Folklore reminds us that the most important discoveries often happen not at the destination—but in the crossing.
Sip Along with the Journey
If you'd like to pair a tea with this month's reading, I'm reaching for Lewis Carroll.
Inspired by the author of Alice's Adventures in Wonderland, this blend feels particularly fitting for a month devoted to thresholds, crossings, and worlds that exist just beyond the familiar.
Long before we stepped through wardrobes, crossed into hidden courts, or followed maps into forgotten kingdoms, Alice followed a rabbit and discovered a reality where the ordinary rules no longer applied.
Like so many myths and folktales, Wonderland begins with a crossing. A step beyond the known. A journey into the impossible.
Built on black tea with notes of rose and violet, Lewis Carroll brews a deep amber cup with a floral character that feels both familiar and slightly otherworldly—perfect for a month spent exploring what may lie beyond the horizon.
Enjoy it hot during a quiet morning of reading, or iced on a summer afternoon while watching the world drift by and wondering what might exist just beyond the edge of sight.
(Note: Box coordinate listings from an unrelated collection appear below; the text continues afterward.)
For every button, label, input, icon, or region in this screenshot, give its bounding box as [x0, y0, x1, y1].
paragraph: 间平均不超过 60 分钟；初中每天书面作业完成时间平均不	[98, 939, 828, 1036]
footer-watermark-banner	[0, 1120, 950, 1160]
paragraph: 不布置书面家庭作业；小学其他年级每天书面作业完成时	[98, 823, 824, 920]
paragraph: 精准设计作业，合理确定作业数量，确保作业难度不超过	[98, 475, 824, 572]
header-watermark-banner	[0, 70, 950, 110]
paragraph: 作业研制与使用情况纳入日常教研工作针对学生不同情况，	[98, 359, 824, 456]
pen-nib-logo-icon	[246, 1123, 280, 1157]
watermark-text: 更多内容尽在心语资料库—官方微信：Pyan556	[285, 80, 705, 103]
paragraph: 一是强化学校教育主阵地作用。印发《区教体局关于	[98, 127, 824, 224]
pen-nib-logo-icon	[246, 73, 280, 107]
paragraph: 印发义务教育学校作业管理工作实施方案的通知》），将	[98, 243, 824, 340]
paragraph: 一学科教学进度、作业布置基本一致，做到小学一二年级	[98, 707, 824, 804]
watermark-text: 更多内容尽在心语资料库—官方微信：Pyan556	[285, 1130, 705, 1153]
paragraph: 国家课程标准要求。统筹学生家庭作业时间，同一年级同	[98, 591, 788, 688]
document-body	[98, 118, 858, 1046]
Explore Lewis Carroll tea here:
As always, the tea is entirely optional. The story comes first.
A Simple June Reading Ritual
Find a place with a horizon.
A porch. A field. A quiet road. A shoreline.
Bring your book and a cup of tea.
Before reading, spend a few moments looking outward. Notice how far you can see.
Then ask yourself:
What lies beyond the edge of what I know?
A Question to Carry
As you read, consider:
• Which fantasy stories begin with a crossing?
• A hidden doorway.
• A forgotten path.
• A world concealed just beyond ordinary sight.
• A realm waiting beyond the horizon.
Once you begin looking for these patterns, you'll find them everywhere—from folklore and mythology to Tolkien, Lewis, Maas, Yarros, and countless stories beyond.
Because folklore doesn't disappear.
It transforms.
Coming in July...
Next month we explore Pan-Celtic Threads, tracing the myths, heroes, and stories that connect Celtic traditions across centuries and across borders.
Every transformation begins with the courage to turn the page.
Thank you for continuing the journey.